A mesma tendência verifica-se no sector habitacional. Cerca de 40% dos entrevistados declararam não ter planos para adquirir ou construir uma habitação para si ou para algum membro da família durante os próximos dois anos. Em contrapartida, apenas 11% disseram ter a certeza de que irão avançar com a compra ou construção de uma casa nesse período.

De acordo com o INE, apesar destas limitações, os consumidores demonstram maior confiança quanto à evolução futura da economia nacional. O relatório indica que as expectativas sobre o desempenho da actividade económica nos próximos 12 meses continuam a melhorar, reforçando uma tendência positiva observada nos últimos trimestres.

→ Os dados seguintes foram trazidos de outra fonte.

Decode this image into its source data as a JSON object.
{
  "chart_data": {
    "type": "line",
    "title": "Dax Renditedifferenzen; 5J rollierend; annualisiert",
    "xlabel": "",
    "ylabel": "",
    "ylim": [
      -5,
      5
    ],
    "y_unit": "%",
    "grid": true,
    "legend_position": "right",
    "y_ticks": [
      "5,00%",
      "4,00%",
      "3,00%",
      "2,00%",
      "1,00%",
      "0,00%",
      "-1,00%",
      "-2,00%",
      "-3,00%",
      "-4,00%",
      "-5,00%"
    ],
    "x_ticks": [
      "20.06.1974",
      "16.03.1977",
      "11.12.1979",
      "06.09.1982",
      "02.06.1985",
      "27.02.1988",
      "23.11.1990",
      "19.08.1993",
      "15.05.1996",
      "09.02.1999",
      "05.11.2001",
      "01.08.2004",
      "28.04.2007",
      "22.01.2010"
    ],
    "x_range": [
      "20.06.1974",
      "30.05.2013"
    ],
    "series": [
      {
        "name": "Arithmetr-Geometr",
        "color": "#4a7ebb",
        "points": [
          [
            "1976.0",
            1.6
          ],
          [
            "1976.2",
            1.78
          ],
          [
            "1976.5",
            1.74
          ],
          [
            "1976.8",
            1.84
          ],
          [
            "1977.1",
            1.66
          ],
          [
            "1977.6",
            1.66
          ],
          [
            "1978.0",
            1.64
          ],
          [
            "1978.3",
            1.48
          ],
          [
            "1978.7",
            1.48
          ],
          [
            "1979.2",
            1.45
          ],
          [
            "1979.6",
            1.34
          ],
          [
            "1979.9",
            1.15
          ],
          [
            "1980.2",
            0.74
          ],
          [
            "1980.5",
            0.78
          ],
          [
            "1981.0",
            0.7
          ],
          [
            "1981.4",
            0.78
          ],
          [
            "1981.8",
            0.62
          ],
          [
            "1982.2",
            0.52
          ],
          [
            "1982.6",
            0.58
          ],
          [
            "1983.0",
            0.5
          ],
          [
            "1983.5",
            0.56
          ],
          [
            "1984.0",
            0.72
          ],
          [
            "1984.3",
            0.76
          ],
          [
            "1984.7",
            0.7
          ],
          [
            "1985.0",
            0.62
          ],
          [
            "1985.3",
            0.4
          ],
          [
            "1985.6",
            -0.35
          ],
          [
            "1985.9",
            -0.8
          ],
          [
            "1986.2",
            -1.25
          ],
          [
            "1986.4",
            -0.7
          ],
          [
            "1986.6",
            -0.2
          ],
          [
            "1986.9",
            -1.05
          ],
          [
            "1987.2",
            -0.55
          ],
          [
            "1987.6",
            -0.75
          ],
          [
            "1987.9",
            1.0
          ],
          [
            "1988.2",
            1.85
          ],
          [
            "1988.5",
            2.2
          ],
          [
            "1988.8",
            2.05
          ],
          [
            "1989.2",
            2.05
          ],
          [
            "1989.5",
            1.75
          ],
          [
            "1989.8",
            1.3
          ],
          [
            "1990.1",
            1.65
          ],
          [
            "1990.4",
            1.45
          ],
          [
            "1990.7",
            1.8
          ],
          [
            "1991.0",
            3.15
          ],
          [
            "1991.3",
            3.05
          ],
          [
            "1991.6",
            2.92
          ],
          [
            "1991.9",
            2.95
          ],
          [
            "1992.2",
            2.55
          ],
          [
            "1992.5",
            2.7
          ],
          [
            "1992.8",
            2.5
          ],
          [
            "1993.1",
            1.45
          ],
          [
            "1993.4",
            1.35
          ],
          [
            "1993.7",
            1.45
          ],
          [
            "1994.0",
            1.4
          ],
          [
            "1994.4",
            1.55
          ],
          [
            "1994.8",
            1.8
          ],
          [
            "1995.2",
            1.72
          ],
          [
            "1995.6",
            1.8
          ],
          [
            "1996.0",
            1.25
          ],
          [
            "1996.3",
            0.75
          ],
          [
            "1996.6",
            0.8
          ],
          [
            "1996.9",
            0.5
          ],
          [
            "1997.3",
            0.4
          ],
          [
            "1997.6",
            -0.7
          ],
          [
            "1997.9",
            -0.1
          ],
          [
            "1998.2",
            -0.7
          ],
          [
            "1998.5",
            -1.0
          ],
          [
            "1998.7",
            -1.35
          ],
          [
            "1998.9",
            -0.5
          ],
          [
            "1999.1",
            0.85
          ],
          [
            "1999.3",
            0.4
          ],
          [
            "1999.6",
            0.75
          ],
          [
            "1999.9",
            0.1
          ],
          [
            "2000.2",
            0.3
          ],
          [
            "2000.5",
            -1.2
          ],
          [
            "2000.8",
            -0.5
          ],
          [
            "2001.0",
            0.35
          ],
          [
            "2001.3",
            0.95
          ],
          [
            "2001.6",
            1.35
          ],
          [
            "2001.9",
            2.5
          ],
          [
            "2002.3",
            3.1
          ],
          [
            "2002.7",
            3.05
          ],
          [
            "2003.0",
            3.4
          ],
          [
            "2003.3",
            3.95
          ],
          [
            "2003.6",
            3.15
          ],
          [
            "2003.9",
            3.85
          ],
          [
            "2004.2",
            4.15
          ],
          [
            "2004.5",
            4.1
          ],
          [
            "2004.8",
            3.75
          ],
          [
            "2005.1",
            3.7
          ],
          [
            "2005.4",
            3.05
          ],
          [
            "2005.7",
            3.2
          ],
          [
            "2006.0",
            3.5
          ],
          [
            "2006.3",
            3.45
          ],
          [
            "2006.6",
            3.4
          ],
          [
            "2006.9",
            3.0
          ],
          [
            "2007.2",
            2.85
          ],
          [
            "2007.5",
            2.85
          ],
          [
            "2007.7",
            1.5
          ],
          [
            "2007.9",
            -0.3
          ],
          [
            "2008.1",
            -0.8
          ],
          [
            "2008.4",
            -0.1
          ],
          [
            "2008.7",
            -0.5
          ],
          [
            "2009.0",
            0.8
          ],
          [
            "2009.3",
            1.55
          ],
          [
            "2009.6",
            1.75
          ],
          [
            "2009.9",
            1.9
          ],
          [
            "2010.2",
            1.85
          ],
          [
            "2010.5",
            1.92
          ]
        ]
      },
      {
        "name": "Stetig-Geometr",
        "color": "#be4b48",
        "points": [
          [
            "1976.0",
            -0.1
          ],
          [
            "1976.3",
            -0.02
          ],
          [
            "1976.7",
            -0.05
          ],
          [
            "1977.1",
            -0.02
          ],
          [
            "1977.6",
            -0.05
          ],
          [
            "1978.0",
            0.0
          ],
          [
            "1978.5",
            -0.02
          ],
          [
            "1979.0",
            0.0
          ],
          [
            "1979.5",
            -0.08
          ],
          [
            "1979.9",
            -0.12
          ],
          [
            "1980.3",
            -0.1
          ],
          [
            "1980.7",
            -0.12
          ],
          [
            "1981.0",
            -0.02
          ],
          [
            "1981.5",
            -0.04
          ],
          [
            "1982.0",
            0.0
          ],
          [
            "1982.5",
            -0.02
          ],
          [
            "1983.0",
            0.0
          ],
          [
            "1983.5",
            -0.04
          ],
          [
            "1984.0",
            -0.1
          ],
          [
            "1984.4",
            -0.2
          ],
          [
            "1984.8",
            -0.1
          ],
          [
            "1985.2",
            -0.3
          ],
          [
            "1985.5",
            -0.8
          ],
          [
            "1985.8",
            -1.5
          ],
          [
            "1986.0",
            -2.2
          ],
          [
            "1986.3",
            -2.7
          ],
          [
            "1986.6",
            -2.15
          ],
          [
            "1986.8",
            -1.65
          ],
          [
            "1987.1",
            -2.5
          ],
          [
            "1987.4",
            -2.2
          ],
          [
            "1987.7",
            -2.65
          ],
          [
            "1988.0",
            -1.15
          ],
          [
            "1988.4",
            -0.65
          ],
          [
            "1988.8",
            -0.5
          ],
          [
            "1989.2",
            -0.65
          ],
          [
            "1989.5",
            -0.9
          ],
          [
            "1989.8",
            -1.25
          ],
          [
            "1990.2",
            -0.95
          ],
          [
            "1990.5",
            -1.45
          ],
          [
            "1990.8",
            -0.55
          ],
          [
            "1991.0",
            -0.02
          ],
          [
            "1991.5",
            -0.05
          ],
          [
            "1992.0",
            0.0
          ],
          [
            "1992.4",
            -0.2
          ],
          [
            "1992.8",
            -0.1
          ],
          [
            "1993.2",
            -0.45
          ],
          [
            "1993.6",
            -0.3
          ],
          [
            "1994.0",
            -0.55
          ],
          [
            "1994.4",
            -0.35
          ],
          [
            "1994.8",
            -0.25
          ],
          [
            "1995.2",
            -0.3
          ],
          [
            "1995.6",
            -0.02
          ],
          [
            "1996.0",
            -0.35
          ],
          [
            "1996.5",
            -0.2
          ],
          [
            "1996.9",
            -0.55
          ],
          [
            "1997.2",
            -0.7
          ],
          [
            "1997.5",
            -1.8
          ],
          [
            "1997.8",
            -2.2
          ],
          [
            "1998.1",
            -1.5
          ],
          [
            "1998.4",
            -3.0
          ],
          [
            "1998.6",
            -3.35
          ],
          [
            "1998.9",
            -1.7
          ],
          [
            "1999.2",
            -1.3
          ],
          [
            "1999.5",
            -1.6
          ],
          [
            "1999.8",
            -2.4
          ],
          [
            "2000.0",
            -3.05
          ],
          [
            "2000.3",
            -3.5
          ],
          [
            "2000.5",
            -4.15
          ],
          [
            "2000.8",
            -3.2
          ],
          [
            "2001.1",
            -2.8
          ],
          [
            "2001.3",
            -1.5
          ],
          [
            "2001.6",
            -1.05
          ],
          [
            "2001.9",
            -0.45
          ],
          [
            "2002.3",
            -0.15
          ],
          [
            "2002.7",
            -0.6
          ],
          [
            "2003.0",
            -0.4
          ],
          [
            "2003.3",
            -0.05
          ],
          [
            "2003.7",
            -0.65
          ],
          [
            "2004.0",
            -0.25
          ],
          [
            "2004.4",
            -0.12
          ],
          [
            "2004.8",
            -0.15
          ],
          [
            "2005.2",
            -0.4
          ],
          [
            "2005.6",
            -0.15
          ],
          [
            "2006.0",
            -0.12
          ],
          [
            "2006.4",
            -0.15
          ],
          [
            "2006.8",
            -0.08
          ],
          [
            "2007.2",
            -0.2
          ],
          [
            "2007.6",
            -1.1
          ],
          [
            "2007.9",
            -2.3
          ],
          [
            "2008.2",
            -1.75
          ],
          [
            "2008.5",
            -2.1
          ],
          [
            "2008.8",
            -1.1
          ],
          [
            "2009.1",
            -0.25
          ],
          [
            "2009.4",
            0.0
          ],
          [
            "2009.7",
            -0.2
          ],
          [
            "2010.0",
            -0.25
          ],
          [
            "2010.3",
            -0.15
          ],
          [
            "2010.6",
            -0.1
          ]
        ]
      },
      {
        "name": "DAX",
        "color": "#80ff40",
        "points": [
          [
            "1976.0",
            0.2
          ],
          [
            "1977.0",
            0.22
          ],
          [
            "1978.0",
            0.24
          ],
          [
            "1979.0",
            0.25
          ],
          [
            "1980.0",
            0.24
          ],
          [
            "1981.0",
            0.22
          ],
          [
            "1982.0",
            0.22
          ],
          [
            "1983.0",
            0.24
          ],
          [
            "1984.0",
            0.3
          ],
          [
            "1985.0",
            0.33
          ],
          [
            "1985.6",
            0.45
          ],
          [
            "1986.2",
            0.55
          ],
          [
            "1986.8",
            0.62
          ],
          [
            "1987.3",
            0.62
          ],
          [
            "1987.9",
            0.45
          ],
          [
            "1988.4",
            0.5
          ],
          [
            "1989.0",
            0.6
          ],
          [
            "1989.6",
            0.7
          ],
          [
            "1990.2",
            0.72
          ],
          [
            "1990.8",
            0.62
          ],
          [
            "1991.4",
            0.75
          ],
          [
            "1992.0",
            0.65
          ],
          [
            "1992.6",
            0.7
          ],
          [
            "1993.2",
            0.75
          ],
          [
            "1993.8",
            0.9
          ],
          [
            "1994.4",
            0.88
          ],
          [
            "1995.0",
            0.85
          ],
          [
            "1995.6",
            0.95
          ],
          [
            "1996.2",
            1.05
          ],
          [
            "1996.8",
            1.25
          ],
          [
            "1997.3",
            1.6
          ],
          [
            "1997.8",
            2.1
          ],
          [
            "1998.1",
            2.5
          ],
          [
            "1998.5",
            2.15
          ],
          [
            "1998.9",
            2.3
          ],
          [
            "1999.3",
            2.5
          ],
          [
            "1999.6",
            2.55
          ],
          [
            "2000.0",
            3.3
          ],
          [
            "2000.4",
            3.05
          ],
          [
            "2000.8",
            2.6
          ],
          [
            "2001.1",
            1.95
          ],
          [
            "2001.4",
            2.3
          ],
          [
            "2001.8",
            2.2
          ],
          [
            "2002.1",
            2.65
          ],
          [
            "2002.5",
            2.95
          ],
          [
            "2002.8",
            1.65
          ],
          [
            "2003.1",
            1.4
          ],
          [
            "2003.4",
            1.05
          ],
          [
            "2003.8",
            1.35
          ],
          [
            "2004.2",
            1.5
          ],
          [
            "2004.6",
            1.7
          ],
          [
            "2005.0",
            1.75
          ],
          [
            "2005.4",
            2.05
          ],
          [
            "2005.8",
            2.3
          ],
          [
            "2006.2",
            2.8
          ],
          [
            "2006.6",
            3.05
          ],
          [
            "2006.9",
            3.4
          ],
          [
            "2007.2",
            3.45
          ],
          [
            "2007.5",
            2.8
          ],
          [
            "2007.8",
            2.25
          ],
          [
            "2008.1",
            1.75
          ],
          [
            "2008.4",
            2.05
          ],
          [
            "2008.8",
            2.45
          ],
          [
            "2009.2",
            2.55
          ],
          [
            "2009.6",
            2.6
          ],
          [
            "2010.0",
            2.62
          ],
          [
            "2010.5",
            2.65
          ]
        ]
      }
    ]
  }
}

Segundo o ICC, os inquiridos esperam igualmente uma redução dos preços dos bens e serviços ao longo dos próximos 12 meses. No mercado de trabalho, a percepção também é favorável, com as famílias a preverem uma diminuição do desemprego e um aumento das oportunidades de emprego.

No geral, no primeiro trimestre de 2026, o Indicador de Confiança dos Consumidores registou uma melhoria e manteve-se acima da média da série estatística apurada desde o primeiro trimestre de 2019. A percepção sobre a situação económica actual das famílias também apresentou evolução positiva, contrariando a ligeira estabilidade observada no trimestre anterior. Segundo o relatório, este é o quinto trimestre consecutivo em que os consumidores manifestam maior confiança relativamente à evolução futura das suas finanças.